“No,” said Marley, “thank you. I’ve just been feeling a little bit blue, that’s all.”

“What about?”

“Oh, I don’t know. I’m kind o’ discouraged. It seems to me that I’m wasting time; I’m not making any headway and then everybody in town is—”

“I wouldn’t mind that,” said Powell, divining the trouble at once. “They’ve had me on the gridiron for about forty years, and they never get tired of giving it a twist. It doesn’t bother me much any more, and I don’t see why you should let it bother you, especially as all they say about you is a damn lie.”

The speech touched Marley, and he lost himself in an impulse of sympathy for Powell, but he could not put his sympathy before Powell in the way he would like and his mind soon returned to himself.

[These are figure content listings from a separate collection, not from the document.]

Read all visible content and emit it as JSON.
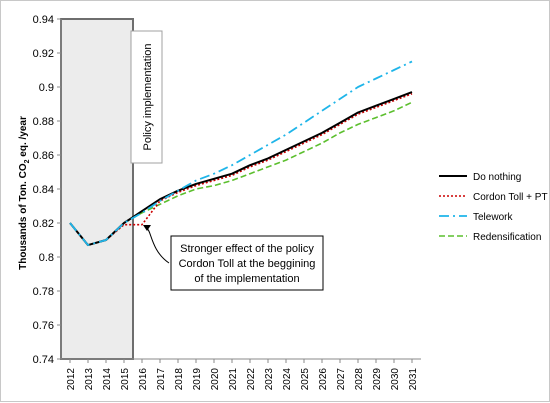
{
  "chart_data": {
    "type": "line",
    "title": "",
    "xlabel": "",
    "ylabel": "Thousands of Ton. CO2 eq. /year",
    "ylabel_parts": {
      "pre": "Thousands of Ton. CO",
      "sub": "2",
      "post": " eq. /year"
    },
    "ylim": [
      0.74,
      0.94
    ],
    "yticks": [
      0.74,
      0.76,
      0.78,
      0.8,
      0.82,
      0.84,
      0.86,
      0.88,
      0.9,
      0.92,
      0.94
    ],
    "ytick_labels": [
      "0.74",
      "0.76",
      "0.78",
      "0.8",
      "0.82",
      "0.84",
      "0.86",
      "0.88",
      "0.9",
      "0.92",
      "0.94"
    ],
    "x": [
      2012,
      2013,
      2014,
      2015,
      2016,
      2017,
      2018,
      2019,
      2020,
      2021,
      2022,
      2023,
      2024,
      2025,
      2026,
      2027,
      2028,
      2029,
      2030,
      2031
    ],
    "x_labels": [
      "2012",
      "2013",
      "2014",
      "2015",
      "2016",
      "2017",
      "2018",
      "2019",
      "2020",
      "2021",
      "2022",
      "2023",
      "2024",
      "2025",
      "2026",
      "2027",
      "2028",
      "2029",
      "2030",
      "2031"
    ],
    "grid": false,
    "legend_position": "right",
    "series": [
      {
        "name": "Do nothing",
        "color": "#000000",
        "style": "solid",
        "values": [
          0.82,
          0.807,
          0.81,
          0.82,
          0.827,
          0.834,
          0.839,
          0.843,
          0.846,
          0.849,
          0.854,
          0.858,
          0.863,
          0.868,
          0.873,
          0.879,
          0.885,
          0.889,
          0.893,
          0.897
        ]
      },
      {
        "name": "Cordon Toll + PT",
        "color": "#cc0000",
        "style": "dotted",
        "values": [
          0.82,
          0.807,
          0.81,
          0.819,
          0.819,
          0.833,
          0.838,
          0.842,
          0.845,
          0.848,
          0.853,
          0.857,
          0.862,
          0.867,
          0.872,
          0.878,
          0.884,
          0.888,
          0.892,
          0.896
        ]
      },
      {
        "name": "Telework",
        "color": "#1fb5e9",
        "style": "dashdot",
        "values": [
          0.82,
          0.807,
          0.81,
          0.82,
          0.826,
          0.833,
          0.839,
          0.845,
          0.849,
          0.854,
          0.86,
          0.866,
          0.872,
          0.879,
          0.886,
          0.893,
          0.9,
          0.905,
          0.91,
          0.915
        ]
      },
      {
        "name": "Redensification",
        "color": "#5cbf2e",
        "style": "dashed",
        "values": [
          0.82,
          0.807,
          0.81,
          0.82,
          0.826,
          0.831,
          0.836,
          0.84,
          0.842,
          0.845,
          0.849,
          0.853,
          0.857,
          0.862,
          0.867,
          0.873,
          0.878,
          0.882,
          0.886,
          0.891
        ]
      }
    ],
    "shaded_period": {
      "from": 2012,
      "to": 2015
    },
    "annotations": {
      "policy": "Policy implementation",
      "callout_lines": [
        "Stronger effect of the policy",
        "Cordon Toll at the beggining",
        "of the implementation"
      ]
    }
  }
}
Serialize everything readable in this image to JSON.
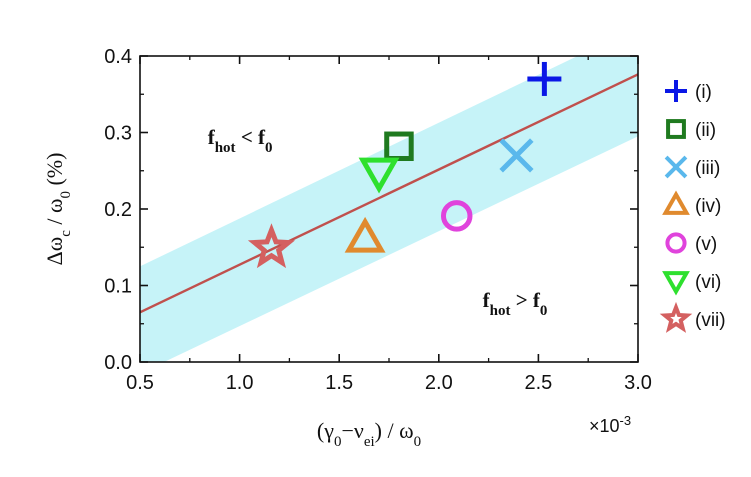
{
  "chart_data": {
    "type": "scatter",
    "xlabel": {
      "main": "(γ",
      "sub0": "0",
      "mid": "−ν",
      "subEi": "ei",
      "close": ") / ω",
      "sub1": "0"
    },
    "ylabel": {
      "main": "Δω",
      "subC": "c",
      "mid": " / ω",
      "sub0": "0",
      "unit": " (%)"
    },
    "x_multiplier": {
      "base": "×10",
      "exp": "-3"
    },
    "xlim": [
      0.5,
      3.0
    ],
    "ylim": [
      0.0,
      0.4
    ],
    "xticks": [
      "0.5",
      "1.0",
      "1.5",
      "2.0",
      "2.5",
      "3.0"
    ],
    "yticks": [
      "0.0",
      "0.1",
      "0.2",
      "0.3",
      "0.4"
    ],
    "fit_line": {
      "x": [
        0.5,
        3.0
      ],
      "y": [
        0.065,
        0.376
      ],
      "color": "#c0504d"
    },
    "band": {
      "upper": [
        0.125,
        0.438
      ],
      "lower": [
        -0.015,
        0.295
      ],
      "color": "#c6f3f8"
    },
    "annotations": [
      {
        "main": "f",
        "sub": "hot",
        "op": " < ",
        "main2": "f",
        "sub2": "0",
        "x": 0.84,
        "y": 0.285
      },
      {
        "main": "f",
        "sub": "hot",
        "op": " > ",
        "main2": "f",
        "sub2": "0",
        "x": 2.22,
        "y": 0.072
      }
    ],
    "series": [
      {
        "name": "(i)",
        "marker": "plus",
        "color": "#0a17e6",
        "x": 2.53,
        "y": 0.37
      },
      {
        "name": "(ii)",
        "marker": "square",
        "color": "#1f7a1f",
        "x": 1.8,
        "y": 0.282
      },
      {
        "name": "(iii)",
        "marker": "x",
        "color": "#5ab8ec",
        "x": 2.39,
        "y": 0.27
      },
      {
        "name": "(iv)",
        "marker": "triangle-up",
        "color": "#e08a2e",
        "x": 1.63,
        "y": 0.162
      },
      {
        "name": "(v)",
        "marker": "circle",
        "color": "#e043dc",
        "x": 2.09,
        "y": 0.191
      },
      {
        "name": "(vi)",
        "marker": "triangle-down",
        "color": "#2ee02e",
        "x": 1.7,
        "y": 0.248
      },
      {
        "name": "(vii)",
        "marker": "star",
        "color": "#d46060",
        "x": 1.16,
        "y": 0.149
      }
    ],
    "legend": {
      "placement": "right"
    }
  }
}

“I’ve got to do something,” he said. “I wish I knew what.”

“Well,” said Powell, “you know what I’ve always told you. I know what I’d do if I were your age. Of course—”

Powell did not finish his sentence. He was looking out the window again, lost in introspection.

Powell’s reiteration of his old advice expressed the very thought that had been nebulous in Marley’s mind for days, and while he was conscious of it, he feared the consciousness, and struggled to prevent it from positing itself. But now that Powell had voiced it for him, he could escape it no longer, and it filled him with a fear. He went about all the day with this fear appalling him; more and more under its perverse influence he felt himself an alien, and the people he met in the street seemed unreal and strange, outlandish persons whom he had never known. They came upon him as ghosts, or if they did something to prove their reality, he seemed to be some ghost himself.

In the afternoon he received a note from Lavinia; she said that she was going that evening with George Halliday to a concert in the Opera House. She did not want to go a bit, she said, but her mother, and especially her father, had urged her to go; arguing that she now went out so seldom that it must do her good, and besides, they had urged her so often that she felt it to be her duty in this instance; she had held out as long as she could, and then had yielded.